В самые первые дни войны защитниками Псковщины были только летчики. Трое из них в пылу боя протаранили "юнкерсы", при этом умудрились сохранить свои машины и вернуться на аэродром. Их фамилии: Харитонов, Здоровцев и Жуков. Псков был взят через две с половиной недели после начала войны, но об этих двух неделях можно написать толстенную книгу – с такими, например, главами: "Безымянный автоматчик у деревни Батьковичи"; "Мост младшего лейтенанта Байкова"; "Лётчик Михайлов, Л.В."; "40 спартанцев у села Мараморка"... Все эти бойцы задерживали наступавших на Ленинград немцев иногда на день, иногда всего на несколько часов, но они давали другим возможность отступить, а не бежать, перегруппироваться, выйти к своим, отбить какой-нибудь поселок, выжить... И уже 19 июля Гитлер дал приказ наступавшей через Псковщину группировке "Север" остановить наступление, сгруппироваться, принять пополнение... Это дало нашим передышку, чтобы организовать оборону у Луги и на Пулковских высотах).
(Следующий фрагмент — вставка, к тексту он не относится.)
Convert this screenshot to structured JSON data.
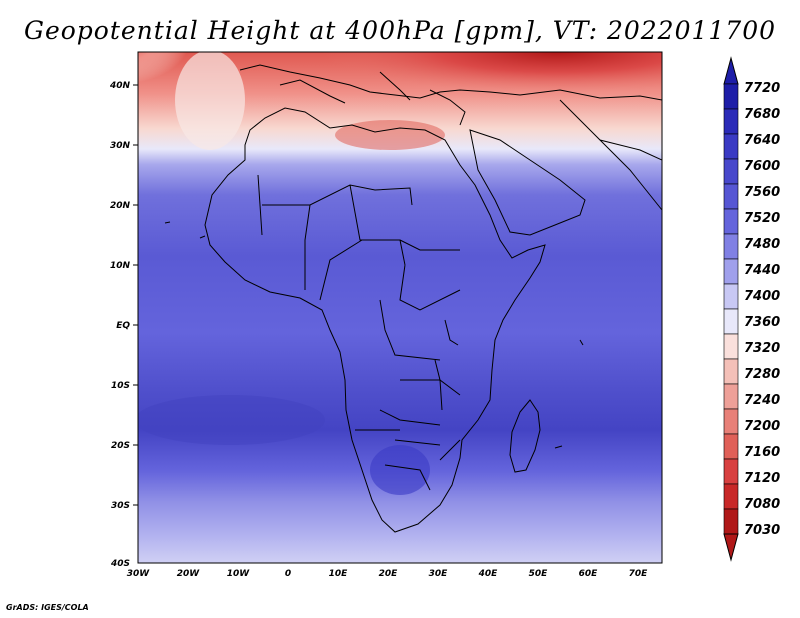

В деревне Алоль немцы устроили мастерские по ремонту танков, а в Усохах были расквартированы механики. В избе Савелия и Ирины поселился немолодой инженер:
– Полный такой, добрый, детям то шоколадку принесет, то консервы какой... про мать свою всё вспоминал, фотографию показывал... Пальцем тыкал и говорил: матка, матка... Он и по-русски чуток выучил. Он в избе с другим офицером жил. А мы – в хлеву в теплом закут выгородили, пол настлали, печку справили – ничего, тепло было – от коровы, от порося.
В рассказы Ирины Ивановны иногда вмешивался Савелий Иванович – с каким-нибудь мужским обобщением:
– У нас немцы, – говорил он с чувством горькой справедливости, – плохого не делали. Ну, евреев, тех, конечно... Но это в Пустошке, в Опочке... А у нас еврей был один на две деревни – завмаг в Алоли.
Савелий Иванович помолчал секунду и сказал: "Моисей Абрамыч" – как будто тем, что помнил это имя, воздавал память...
– А вообще-то тут лютовали не немцы, а казаки, полицаи.
Только из рассказа стариков мы узнали, что у одноглазой, как адмирал Нельсон, Дуси – суровой хозяйки избы, которую снимали Гордины – глаз выбил нагайкой казак-полицай за то, что она, тогда двенадцатилетняя девчонка, нагрубила ему. "Ух, она отчаянная была, – сказала, посмеиваясь, Ирина Ивановна. – Как наша Люська". Младшую дочь стариков Людмилу, тогда лет четырнадцати от роду, осенью 43-го забрали среди других девушек для отправки на работы в Германию.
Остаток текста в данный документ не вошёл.